Where do I find FSL? FSLeyes won't open from fsl &

module load fsl puts everything in your PATH. The GUI is launched with fsleyes, not fsl (there's no top-level fsl GUI binary — the desktop launcher icon also runs fsleyes). CLI tools like flirt, bet, fslmaths are still just their bare names.

Misc

Can I run my own Docker container?

Not Docker (requires root), but Apptainer (formerly Singularity) is installed. You can pull and run any docker:// image:

apptainer exec --nv docker://pytorch/pytorch:latest nvidia-smi

The --nv flag passes GPU access through.

Can I run sudo?

No. You don't have sudo on the compute nodes (unless you're on the admin team).

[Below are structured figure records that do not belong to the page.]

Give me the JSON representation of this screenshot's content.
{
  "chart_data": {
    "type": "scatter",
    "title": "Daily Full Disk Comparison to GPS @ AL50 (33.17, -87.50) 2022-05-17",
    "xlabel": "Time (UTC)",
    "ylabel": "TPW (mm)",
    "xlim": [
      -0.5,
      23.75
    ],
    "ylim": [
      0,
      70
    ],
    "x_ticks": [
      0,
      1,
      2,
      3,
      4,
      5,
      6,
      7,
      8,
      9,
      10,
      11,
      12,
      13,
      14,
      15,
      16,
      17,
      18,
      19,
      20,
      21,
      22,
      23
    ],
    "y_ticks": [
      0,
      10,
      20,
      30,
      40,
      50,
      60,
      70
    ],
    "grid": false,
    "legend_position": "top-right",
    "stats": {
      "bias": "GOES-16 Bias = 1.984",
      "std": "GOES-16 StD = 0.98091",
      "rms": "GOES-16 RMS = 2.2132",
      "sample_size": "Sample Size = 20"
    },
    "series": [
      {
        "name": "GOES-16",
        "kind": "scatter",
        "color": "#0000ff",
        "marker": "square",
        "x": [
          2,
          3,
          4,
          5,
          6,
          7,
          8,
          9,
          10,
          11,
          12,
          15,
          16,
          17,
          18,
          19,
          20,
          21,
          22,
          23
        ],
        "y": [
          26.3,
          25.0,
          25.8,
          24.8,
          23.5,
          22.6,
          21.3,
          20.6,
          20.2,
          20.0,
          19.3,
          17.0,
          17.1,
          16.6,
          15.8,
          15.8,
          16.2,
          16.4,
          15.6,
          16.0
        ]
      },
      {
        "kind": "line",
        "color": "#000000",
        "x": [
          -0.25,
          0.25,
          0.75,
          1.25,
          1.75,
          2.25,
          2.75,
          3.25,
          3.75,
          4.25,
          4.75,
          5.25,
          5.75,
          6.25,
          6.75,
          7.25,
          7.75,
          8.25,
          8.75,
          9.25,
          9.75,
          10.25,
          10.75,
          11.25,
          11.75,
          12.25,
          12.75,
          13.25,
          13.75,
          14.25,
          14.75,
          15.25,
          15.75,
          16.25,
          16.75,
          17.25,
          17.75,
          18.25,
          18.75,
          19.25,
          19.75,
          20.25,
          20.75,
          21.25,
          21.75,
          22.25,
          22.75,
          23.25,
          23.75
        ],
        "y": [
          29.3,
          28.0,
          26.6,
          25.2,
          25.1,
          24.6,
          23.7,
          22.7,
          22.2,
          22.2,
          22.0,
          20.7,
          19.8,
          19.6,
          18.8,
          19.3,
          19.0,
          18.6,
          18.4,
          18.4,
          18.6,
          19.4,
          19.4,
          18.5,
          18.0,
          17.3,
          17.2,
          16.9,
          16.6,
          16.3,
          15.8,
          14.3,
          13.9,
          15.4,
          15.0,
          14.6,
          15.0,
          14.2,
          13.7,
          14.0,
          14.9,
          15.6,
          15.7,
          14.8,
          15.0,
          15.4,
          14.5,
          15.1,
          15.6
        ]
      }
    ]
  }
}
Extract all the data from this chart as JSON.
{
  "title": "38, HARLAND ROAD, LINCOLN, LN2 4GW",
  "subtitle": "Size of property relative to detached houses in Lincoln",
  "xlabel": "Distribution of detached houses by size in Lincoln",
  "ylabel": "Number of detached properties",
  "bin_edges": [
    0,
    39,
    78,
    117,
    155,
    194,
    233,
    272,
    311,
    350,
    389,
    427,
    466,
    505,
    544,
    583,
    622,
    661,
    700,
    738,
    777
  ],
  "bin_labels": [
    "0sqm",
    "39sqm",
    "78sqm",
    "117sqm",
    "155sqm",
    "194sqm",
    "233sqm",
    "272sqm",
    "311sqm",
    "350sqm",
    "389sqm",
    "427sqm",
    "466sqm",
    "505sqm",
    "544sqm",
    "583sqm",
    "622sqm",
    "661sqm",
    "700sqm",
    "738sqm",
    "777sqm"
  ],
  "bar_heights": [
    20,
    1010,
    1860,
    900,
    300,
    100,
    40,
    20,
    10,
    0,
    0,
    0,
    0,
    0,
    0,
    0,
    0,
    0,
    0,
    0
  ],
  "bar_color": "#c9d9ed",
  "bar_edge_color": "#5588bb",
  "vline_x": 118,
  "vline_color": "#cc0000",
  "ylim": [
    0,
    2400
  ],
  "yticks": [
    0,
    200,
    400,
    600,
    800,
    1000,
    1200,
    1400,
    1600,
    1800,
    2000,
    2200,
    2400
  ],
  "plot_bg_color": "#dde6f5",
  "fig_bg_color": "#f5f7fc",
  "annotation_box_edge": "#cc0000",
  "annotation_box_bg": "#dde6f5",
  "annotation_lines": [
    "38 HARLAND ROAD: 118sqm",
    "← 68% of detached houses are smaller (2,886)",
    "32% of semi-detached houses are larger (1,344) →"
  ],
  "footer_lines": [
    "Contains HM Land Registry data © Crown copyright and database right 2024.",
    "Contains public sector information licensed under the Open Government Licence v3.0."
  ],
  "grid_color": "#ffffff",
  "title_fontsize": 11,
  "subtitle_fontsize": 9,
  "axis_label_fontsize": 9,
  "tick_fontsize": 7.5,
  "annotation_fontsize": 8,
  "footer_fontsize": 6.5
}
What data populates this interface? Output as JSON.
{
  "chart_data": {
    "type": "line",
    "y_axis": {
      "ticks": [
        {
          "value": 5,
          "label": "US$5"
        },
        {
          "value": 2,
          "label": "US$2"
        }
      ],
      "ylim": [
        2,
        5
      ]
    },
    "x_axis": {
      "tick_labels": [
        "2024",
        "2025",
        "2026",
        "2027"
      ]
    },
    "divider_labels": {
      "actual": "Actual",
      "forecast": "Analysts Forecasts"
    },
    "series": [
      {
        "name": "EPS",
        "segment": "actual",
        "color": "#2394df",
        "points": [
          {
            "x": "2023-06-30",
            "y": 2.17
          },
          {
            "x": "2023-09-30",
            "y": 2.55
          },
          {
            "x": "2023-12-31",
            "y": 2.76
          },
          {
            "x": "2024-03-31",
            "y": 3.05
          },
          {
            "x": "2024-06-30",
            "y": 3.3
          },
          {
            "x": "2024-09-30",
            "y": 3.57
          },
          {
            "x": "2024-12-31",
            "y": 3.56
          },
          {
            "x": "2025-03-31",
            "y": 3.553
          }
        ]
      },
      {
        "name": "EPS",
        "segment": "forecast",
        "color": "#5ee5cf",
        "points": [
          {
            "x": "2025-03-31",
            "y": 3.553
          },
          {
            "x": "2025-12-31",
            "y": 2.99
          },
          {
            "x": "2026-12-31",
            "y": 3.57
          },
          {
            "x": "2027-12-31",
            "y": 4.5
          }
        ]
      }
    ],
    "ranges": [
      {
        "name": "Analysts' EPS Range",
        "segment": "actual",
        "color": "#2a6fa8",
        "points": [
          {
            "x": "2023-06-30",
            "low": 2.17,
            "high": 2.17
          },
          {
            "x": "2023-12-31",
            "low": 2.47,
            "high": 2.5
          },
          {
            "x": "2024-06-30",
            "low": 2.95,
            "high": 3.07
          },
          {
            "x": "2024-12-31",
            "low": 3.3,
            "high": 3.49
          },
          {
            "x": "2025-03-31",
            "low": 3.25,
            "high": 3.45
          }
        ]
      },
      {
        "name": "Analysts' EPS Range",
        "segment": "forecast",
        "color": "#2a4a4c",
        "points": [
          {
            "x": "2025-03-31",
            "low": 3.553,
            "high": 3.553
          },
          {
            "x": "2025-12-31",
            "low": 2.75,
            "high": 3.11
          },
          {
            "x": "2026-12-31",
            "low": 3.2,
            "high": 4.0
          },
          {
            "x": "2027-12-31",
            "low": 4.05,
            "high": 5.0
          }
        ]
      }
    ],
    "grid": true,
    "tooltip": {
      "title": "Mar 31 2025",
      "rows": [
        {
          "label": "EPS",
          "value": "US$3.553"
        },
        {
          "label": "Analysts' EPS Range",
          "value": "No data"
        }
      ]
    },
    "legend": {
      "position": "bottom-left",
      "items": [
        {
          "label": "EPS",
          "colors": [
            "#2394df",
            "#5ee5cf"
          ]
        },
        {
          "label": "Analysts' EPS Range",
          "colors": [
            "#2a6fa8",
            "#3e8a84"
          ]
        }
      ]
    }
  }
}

Can I schedule a recurring job?

Yes — sbatch it from a cron on your own machine, or look into Slurm's --begin=now+8hours flag for deferred execution. Systemic "every night at 3am" jobs would need IT involvement.

How long will my files be kept?

Files on /mnt/lab-* persist until your lab deletes them. The retention policy is your PI's call, not IT's.

Can my labmate log in as me?

No — and they shouldn't. Each person has their own account. Credential sharing violates UMD policy. To share data, put it on a lab share folder both of you have AD access to.

I was added to a new lab — do I have to do anything?

Yes — relaunch your desktop session. The new lab's profiles will appear in the Desktop / Lab profile drop-down on the OOD forms (e.g. Turing Desktop, Searle Desktop) once the AD-group sync runs (within ~5 min of being added). The new lab's storage mounts at session start, provided you supply the AD password on the form.

Who do I ask?

  • Science questions — your lab mates, your PI.
  • "Which software should I use for X" (in general) — your lab.
  • "This tool won't start", "mount broken", "I can't log in" — Engineering IT.
  • "I need access to a lab" — your PI / lab admin adds you to the lab's AD group; Slurm picks it up automatically within ~5 minutes.